The precise mechanism by which modest hypothermia provides neuroprotection remains unclear. When used in a protective strategy small reductions in temperature moderate multiple cellular events that may contribute to the observed reduction of brain damage. Examples of the latter include attenuation of the release of excitatory neurotransmitters(36), depression in protein synthesis(37), extent of brain acidosis(4), rate of energy utilization(19), and free radical production(38, 39). The contribution of these processes to the neuroprotection associated with modest hypothermia used for resuscitation has received little attention. Alternatively, the benefit of modest hypothermia may emanate from avoiding deleterious effects of postischemic hyperthermia that have been observed in some animal models(40). Our preliminary data (Fig. 1) did not suggest that hyperthermia in the first 90 min postischemia was relevant to our partial ischemia model in neonatal swine. The results of this investigation indicate that immediate postischemic modest hypothermia does not attenuate the extent or duration of brain acidosis compared with normothermic animals. In addition there were no differences between groups in relative concentrations of phosphorylated metabolites as indicated by peak height analysis, although there are trends for group effects for β-NTP and PCr. Anesthetic and analgesic agents may have neuroprotective properties. However, pentothal for intubation, N2O for anesthesia, nalbuphine for analgesia, and vecuronium for immobilization were chosen for either their short duration of action (pentothal), or their relative lack of effect on cerebral blood flow and metabolism(41).
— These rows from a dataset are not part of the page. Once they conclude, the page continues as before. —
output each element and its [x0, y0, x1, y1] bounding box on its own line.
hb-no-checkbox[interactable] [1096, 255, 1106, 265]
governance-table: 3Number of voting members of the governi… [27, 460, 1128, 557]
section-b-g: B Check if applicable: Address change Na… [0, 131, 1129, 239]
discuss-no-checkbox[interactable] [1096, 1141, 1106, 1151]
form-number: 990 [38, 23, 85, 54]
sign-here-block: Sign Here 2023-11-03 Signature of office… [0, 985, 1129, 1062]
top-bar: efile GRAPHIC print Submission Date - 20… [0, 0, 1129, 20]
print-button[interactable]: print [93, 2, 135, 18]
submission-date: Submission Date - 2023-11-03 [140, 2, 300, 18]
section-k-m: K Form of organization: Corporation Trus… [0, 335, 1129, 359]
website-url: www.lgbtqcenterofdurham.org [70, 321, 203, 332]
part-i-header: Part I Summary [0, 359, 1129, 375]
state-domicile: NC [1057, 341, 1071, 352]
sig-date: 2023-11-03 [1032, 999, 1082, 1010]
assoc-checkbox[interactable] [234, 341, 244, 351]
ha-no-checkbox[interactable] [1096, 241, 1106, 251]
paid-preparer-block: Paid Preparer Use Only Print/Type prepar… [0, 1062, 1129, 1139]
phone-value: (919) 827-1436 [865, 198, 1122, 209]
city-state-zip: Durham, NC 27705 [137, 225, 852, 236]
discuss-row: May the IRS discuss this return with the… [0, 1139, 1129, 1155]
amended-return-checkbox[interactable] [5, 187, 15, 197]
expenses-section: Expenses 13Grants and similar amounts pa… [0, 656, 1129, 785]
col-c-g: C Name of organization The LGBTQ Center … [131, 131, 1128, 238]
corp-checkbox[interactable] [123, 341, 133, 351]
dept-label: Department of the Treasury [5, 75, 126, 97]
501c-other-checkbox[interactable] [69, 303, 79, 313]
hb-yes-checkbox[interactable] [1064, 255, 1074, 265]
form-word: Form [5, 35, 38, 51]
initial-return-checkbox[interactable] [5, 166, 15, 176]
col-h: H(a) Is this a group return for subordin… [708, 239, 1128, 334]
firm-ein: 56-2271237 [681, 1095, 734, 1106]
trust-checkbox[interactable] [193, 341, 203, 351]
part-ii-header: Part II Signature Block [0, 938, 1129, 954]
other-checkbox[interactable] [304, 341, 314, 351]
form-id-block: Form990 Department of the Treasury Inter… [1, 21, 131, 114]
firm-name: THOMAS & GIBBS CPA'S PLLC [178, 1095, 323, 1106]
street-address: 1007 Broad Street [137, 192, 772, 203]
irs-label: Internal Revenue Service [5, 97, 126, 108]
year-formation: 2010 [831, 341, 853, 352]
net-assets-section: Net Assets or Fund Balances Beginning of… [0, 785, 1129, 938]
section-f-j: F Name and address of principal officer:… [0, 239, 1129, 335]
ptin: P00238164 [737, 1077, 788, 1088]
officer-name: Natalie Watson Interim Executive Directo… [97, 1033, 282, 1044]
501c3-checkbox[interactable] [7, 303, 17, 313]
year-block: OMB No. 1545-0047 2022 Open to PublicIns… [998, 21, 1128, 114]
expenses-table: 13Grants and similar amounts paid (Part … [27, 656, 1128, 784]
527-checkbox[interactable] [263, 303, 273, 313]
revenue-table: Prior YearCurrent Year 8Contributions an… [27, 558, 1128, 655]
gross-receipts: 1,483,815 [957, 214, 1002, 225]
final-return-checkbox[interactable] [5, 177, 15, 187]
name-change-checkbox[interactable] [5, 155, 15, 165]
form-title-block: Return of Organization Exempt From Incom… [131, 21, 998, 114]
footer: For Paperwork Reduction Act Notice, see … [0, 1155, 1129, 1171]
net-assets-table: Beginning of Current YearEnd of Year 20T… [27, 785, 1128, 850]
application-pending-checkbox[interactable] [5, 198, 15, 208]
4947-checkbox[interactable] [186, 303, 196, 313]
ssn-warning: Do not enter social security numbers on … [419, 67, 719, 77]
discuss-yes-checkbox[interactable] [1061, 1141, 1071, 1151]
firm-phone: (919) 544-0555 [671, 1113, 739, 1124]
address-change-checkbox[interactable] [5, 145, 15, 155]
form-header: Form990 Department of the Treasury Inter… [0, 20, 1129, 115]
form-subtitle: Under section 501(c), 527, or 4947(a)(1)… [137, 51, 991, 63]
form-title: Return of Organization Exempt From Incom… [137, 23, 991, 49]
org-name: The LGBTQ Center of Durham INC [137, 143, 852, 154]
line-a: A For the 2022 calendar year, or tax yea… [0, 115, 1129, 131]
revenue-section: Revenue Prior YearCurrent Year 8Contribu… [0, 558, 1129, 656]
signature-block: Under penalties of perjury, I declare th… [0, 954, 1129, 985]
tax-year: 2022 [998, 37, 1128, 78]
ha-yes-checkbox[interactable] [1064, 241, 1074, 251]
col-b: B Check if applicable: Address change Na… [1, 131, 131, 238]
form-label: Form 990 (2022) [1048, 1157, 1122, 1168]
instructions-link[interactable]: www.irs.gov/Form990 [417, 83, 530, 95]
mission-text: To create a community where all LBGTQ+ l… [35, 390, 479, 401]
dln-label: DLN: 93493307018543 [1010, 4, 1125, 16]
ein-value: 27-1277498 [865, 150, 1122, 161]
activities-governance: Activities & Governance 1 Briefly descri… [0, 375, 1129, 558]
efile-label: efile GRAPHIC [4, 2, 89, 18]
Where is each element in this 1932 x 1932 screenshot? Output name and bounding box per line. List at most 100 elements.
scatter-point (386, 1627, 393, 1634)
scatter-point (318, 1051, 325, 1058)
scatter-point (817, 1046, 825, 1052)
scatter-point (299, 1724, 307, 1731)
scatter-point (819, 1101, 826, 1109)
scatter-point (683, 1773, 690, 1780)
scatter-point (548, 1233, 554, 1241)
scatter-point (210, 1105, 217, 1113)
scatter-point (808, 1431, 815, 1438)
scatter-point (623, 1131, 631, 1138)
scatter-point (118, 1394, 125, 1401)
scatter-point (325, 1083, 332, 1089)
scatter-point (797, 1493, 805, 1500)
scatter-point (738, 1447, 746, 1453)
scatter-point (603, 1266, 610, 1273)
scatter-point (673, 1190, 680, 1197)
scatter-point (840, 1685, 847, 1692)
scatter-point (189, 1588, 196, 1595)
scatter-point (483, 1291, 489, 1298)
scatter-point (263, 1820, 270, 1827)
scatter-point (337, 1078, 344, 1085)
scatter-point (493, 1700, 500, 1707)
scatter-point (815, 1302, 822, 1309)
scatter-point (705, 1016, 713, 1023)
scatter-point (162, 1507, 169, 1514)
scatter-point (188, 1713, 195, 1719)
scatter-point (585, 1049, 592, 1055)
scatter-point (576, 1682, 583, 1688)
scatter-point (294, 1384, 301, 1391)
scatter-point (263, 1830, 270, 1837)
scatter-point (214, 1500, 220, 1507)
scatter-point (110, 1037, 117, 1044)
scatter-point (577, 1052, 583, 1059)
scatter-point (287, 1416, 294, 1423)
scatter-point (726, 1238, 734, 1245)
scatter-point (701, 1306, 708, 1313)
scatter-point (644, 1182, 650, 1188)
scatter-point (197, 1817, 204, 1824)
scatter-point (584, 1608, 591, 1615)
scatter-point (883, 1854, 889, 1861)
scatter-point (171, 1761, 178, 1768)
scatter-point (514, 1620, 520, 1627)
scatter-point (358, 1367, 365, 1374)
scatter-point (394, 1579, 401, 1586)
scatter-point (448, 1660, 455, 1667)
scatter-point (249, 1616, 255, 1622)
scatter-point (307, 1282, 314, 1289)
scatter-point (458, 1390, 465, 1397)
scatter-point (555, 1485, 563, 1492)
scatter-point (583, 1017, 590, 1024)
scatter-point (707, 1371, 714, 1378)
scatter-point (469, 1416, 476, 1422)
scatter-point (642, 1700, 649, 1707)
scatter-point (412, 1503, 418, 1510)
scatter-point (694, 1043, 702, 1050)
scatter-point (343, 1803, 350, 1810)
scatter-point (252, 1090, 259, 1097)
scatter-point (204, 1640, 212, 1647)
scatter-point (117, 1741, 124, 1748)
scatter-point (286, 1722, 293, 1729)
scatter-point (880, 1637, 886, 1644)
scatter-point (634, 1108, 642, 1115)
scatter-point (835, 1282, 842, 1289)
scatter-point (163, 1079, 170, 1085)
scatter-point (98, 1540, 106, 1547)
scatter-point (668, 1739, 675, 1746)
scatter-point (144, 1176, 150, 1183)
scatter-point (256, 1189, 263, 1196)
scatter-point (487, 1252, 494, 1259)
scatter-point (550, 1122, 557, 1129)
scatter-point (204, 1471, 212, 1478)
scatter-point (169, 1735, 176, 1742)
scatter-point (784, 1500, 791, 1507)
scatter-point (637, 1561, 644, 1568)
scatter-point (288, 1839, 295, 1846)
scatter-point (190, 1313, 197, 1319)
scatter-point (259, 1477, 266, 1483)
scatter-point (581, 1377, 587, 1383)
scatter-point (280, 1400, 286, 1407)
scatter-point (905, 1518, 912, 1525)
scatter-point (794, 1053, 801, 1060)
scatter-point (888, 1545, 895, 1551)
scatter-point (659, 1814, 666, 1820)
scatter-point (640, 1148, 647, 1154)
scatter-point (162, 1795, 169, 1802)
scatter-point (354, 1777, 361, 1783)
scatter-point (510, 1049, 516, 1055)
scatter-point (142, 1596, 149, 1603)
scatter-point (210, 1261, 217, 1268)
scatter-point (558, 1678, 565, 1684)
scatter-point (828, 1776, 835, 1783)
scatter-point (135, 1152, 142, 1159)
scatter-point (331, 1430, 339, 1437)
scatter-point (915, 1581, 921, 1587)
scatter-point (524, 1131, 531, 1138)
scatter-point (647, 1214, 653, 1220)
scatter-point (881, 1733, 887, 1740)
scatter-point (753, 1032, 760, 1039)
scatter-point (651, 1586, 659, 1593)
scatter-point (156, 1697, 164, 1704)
It seems doubtful that these medications interact with hypothermia and contribute to the observed neuroprotection.

These results demonstrating that a short interval of modest hypothermia initiated immediately after ischemia provides partial neuroprotection raise the possibility that brief temperature manipulation may represent a beneficial adjunct to other potential resuscitative therapies in clinical practice. Delivery room resuscitation may represent the ideal circumstance to evaluate modest hypothermia for neonates, given the ease of inducing temperature reductions in this setting(42). The efficacy of modest hypothermia as a protective and immediate resuscitative strategy is ideal for delivery room stabilization because it is unclear at birth if a hypoxic-ischemic interval has previously occurred, or whether difficulty in the fetal to neonatal transition results in an immediate postnatal hypoxic-ischemic event. These experiments were conducted in animals with a mean postnatal age of 9 d, and extrapolation to conditions at birth needs to be tempered because brain injury mechanisms may change with development. The results of the current investigation clearly justify further investigation of modest hypothermia. Evidence that a short period of 2-3 °C temperature reduction confers neuroprotection when initiated at some interval after ischemia would further enhance the clinical utility of this resuscitative strategy.